Dosimetria Volta ao Congresso com Expectativa de Derrota para o Governo
Votação sobre projeto que altera penas dos condenados pelos atos de 8 de janeiro ocorre nesta quinta-feira (30/4)

Introdução
O cenário político brasileiro se torna cada vez mais tenso na aproximação das eleições gerais de 2026. Na próxima quinta-feira, dia 30 de abril, o Congresso Nacional realizará uma sessão conjunta para deliberar sobre um tema polêmico que reverbera pela política nacional: o projeto de lei da dosimetria, que está na mira de uma possível derrubada do veto do presidente Luiz Inácio Lula da Silva (PT).
Contexto da Votação
O projeto em questão foi aprovado no final de 2025, em um contexto de tensão entre o governo Lula e o Legislativo, em um dos piores momentos para o relacionamento entre as duas esferas. A proposta visa à redução de penas para aqueles condenados pelos atos antidemocráticos ocorridos em 8 de janeiro de 2023, o que pode, não apenas beneficiar os detentores de penas, mas também incluir figuras políticas proeminentes como o ex-presidente Jair Bolsonaro (PL).
O Veto do Presidente
O presidente Lula optou por vetar integralmente o projeto, considerando-o uma ameaça à justiça e uma tentativa de minimizar a gravidade dos atos violentos que marcaram aquele dia. Este veto, no entanto, não é um ponto final, mas sim um aglutinador de forças políticas no Congresso, que terá que decidir se mantém a decisão do governo ou se cede aos apelos da oposição.
Expectativas da Oposição
A convocação da votação foi feita pelo presidente do Congresso, Davi Alcolumbre (União Brasil-AP), há duas semanas, e a expectativa é que a oposição, que conta com uma base sólida na Câmara, busque derrubar o veto com uma margem expressiva.
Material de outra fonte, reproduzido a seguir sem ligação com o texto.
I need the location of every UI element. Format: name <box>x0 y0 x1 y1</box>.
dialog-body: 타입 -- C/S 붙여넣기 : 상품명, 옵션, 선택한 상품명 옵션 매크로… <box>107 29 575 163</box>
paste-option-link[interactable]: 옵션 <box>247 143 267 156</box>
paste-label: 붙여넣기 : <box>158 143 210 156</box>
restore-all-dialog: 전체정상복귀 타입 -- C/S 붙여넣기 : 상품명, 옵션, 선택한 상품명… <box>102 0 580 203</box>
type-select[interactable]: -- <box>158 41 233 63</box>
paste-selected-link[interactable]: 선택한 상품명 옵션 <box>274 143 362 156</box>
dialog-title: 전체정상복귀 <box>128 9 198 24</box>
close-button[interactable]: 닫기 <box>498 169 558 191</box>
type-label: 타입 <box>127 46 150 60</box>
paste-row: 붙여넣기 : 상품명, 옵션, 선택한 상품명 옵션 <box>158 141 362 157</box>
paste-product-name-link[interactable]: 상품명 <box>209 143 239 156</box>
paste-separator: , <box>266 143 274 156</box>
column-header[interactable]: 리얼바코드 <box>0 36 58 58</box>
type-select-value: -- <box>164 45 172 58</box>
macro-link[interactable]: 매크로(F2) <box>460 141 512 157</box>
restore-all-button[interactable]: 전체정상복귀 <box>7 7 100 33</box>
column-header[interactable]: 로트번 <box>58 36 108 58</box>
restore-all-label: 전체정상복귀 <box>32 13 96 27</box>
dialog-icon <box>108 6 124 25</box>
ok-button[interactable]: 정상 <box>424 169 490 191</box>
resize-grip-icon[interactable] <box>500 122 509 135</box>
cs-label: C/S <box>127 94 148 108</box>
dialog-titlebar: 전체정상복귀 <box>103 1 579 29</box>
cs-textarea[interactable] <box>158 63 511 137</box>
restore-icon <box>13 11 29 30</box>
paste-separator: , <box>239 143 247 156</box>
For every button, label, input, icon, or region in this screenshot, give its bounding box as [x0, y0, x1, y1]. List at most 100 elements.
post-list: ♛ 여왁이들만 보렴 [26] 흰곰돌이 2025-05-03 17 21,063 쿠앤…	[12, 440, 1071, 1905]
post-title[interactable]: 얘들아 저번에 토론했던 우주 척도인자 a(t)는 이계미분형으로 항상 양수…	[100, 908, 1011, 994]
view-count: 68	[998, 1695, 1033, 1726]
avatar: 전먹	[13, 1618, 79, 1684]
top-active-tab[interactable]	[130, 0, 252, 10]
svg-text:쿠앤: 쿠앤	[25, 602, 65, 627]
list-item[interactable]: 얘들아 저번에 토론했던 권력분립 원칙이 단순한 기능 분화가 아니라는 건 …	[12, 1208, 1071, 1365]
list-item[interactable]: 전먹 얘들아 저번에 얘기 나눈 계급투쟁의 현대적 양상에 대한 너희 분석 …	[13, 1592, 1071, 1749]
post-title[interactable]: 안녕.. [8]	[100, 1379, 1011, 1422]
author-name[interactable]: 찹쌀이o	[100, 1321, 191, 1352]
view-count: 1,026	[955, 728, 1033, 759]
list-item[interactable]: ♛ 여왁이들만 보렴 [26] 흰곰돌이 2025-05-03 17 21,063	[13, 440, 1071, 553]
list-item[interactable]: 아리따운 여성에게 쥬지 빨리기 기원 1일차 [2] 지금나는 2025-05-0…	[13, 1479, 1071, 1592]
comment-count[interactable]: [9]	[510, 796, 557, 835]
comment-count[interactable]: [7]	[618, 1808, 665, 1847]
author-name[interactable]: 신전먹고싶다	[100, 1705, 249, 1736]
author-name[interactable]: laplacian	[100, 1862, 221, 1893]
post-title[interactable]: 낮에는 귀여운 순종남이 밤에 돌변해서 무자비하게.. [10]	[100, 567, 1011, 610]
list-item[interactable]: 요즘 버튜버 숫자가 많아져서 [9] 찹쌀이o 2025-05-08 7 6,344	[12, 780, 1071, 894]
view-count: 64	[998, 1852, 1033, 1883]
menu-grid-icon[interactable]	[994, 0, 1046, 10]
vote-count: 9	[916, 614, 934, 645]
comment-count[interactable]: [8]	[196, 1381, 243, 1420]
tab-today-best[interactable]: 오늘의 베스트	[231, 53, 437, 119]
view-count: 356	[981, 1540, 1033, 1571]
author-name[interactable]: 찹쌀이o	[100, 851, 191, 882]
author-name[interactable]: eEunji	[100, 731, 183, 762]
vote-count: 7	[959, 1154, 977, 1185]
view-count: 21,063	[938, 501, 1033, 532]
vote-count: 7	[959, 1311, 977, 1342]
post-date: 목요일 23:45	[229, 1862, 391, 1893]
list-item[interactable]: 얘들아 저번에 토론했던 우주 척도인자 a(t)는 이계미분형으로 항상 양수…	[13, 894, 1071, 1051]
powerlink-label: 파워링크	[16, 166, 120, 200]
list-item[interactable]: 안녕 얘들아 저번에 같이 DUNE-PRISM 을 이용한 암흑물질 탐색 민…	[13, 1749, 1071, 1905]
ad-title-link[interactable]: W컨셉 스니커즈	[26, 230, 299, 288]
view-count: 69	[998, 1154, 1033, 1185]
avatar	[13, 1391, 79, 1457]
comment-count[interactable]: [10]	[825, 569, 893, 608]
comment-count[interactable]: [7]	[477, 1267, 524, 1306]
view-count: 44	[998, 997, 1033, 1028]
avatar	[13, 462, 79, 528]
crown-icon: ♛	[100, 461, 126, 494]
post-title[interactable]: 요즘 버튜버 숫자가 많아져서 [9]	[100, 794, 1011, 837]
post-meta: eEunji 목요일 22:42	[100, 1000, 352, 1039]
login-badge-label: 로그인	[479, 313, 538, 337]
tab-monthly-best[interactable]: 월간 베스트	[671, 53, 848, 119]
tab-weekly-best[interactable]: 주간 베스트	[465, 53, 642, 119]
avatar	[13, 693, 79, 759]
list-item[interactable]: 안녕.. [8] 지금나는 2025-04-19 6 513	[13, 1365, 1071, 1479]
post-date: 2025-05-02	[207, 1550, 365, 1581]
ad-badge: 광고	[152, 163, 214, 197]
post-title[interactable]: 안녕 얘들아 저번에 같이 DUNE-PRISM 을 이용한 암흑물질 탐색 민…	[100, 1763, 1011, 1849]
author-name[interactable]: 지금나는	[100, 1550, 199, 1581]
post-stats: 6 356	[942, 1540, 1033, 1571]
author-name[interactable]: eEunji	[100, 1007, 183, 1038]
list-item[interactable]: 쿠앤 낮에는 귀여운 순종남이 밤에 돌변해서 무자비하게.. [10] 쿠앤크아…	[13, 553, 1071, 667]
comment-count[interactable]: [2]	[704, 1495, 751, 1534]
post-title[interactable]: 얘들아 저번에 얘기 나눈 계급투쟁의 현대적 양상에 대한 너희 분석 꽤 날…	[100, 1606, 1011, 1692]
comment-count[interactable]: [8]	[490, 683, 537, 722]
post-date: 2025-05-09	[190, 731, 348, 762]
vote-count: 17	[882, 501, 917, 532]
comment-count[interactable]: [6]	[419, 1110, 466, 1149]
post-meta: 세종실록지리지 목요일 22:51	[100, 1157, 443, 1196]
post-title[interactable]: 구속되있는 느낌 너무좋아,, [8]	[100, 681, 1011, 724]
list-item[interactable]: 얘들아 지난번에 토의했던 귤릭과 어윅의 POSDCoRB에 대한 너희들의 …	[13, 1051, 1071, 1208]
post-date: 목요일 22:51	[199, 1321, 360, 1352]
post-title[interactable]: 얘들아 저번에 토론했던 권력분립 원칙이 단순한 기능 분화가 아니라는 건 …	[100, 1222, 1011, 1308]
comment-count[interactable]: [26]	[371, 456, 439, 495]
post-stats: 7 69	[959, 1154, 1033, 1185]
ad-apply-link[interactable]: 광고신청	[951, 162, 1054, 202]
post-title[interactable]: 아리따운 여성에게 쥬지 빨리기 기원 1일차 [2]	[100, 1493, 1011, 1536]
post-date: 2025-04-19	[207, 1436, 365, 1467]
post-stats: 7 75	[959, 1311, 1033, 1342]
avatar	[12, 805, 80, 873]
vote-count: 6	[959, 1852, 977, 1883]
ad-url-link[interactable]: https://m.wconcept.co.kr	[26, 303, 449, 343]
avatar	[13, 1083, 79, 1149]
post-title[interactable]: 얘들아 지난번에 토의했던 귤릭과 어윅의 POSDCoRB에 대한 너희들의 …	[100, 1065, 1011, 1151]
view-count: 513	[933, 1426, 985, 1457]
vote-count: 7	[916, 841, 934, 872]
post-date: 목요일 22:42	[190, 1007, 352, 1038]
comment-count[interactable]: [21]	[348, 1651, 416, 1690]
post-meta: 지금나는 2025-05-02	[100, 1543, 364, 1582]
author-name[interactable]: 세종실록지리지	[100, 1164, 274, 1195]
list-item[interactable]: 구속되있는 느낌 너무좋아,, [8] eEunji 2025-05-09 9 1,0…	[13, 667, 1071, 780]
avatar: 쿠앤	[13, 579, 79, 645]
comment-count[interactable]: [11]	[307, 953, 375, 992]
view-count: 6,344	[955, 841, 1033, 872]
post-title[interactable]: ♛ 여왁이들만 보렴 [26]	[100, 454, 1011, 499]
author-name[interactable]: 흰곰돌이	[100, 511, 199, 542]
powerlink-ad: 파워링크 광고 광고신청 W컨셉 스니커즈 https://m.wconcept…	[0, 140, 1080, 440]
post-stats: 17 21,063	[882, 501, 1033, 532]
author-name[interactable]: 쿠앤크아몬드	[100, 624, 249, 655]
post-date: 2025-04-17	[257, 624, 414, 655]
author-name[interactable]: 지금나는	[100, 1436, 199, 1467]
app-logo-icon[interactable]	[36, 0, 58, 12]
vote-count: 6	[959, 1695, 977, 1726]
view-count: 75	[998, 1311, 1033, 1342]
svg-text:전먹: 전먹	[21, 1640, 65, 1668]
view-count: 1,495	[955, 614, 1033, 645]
A meta é superar a marca de 300 votos, espelhando a aprovação anterior do projeto que alcançou 291 votos no mês de dezembro.
Considerações Finais
Com uma demonstração de força política, a oposição não apenas pretende reverter o veto, mas também mandar um recado ao governo Lula, que passa por uma fase delicada antes das eleições de 2026. As previsões para a votação não são otimistas para os governistas, que já consideram a possibilidade de um revés significativo no Congresso, dando espaço para esses movimentos por parte da oposição ganharem ainda mais força.
Assim, a sessão conjunta de 30 de abril representa não apenas uma disputa legislativa, mas também um divisor de águas nas relações políticas do Brasil, com repercussões que podem se estender muito além do simples resultado da votação.